The Shadow Queen (Ravenspire, #1)(15)



The wall loomed in front of her. Soldiers were running behind her. Sasha surged upward seconds before a thin black arrow streaked through the sky, just missing the gyrfalcon.

Danger. Flee. Lorelai willed the bird to obey as she approached the wall without slowing. She aimed for the corner, the joint that marked the meeting of north and west.

“Stop in the name of the queen!”

“Kill her!”

“Forget the bird. Shoot the girl!”

The shouts rose behind her as Lorelai gathered herself. Planting her left foot, she launched her right foot toward the wall. The second it touched, she kicked outward, gaining height and leverage. Her left foot hit the wall, and she kicked outward again, forcing herself upward, defying gravity. Using the corner for additional leverage, she reached the top of the wall in four leaps. Slapping her palms onto the edge, she pulled her legs beneath her, touched her toes to the wall, and then leaped for the closest tree.

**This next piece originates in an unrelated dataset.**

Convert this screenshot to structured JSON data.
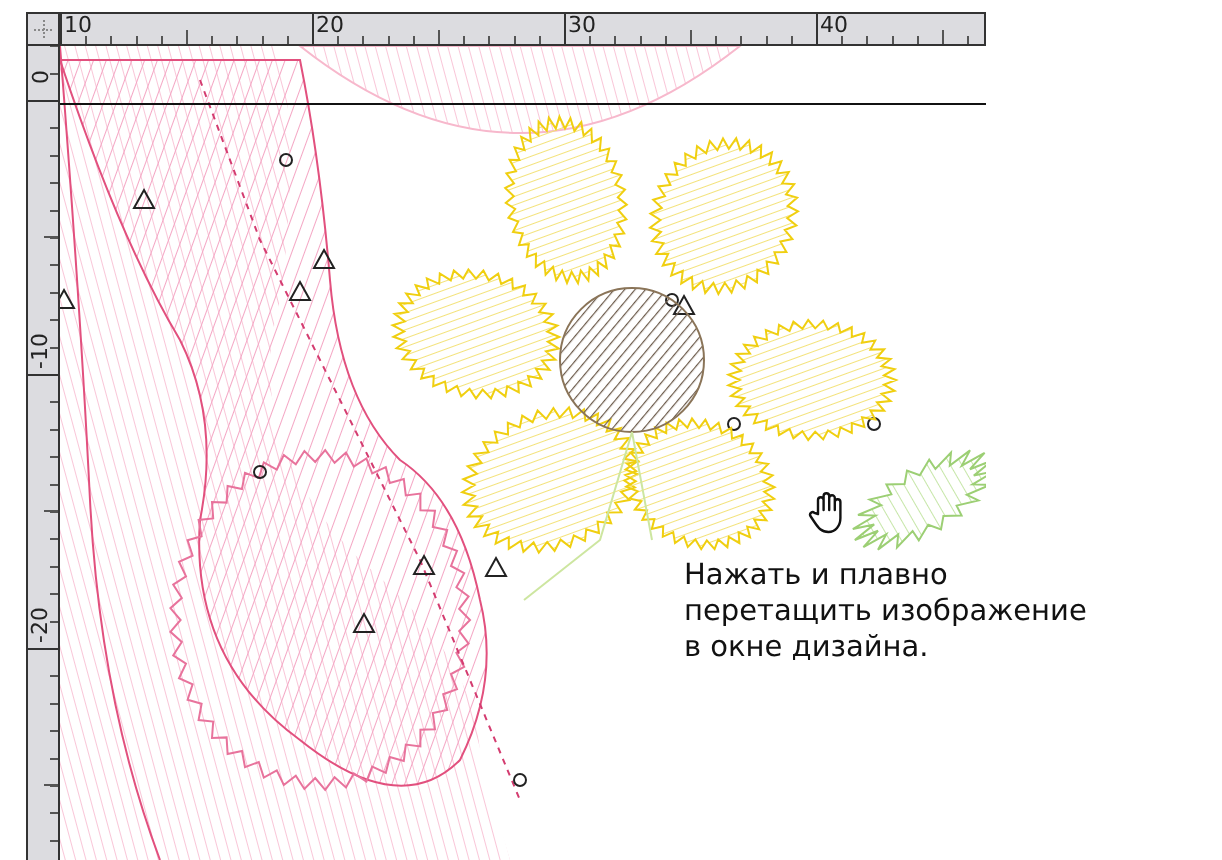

Sasha landed hard on her shoulder, talons gripping tight, her mind filled with furious worry for Lorelai.

Watch our backs. Lorelai took off running for the northeast corner where Gabril and Leo were finishing the job of emptying the garrison’s storehouse. The wagons gathered in the forest were laden with bags of grain, beans, apples, dried vegetables, and spices. Gabril took one look at Lorelai’s face as she sprinted around the corner of the wall and barked a command at those around him.

By the time the soldiers secured the horses and opened the garrison’s gate to search for her, Lorelai, Leo, and the rest of the robbers—along with over half the food kept in the storehouse—were gone.




SIX


“BRING ME ANOTHER.” Irina stood outside the castle’s dungeon, a pile of bodies at her feet. “A younger one this time.” The dungeon master hurried to comply.

The air was damp and chilly, but the queen was warm beneath the weight of the coat she wore. She ran her hands over the coat’s thick gray-white fur and felt the hearts of the wolves, who’d given their pelts, surge against the magic in her palms.

Magic that still flowed easily through her veins, but that left her drained and weary at the end of every spell. Magic that caused her heart to stutter and her chest to ache with the strain of it.

“Your Highness.” The dungeon master stepped out of the doorway, pulling a skinny girl of seventeen or eighteen behind him. Her dirty brown hair brushed the sharp edges of her collarbone, and her eyes were dull. The dungeon master yanked the girl forward until she stood in front of Irina.

The queen grasped the girl’s chin and examined her face under the fading light of the early evening’s sun. “How old are you?”

“Eighteen.”

“And what crime sent you to my dungeon?”

“I was hungry.” There was a thread of defiance in the girl’s voice, though she wouldn’t meet the queen’s gaze.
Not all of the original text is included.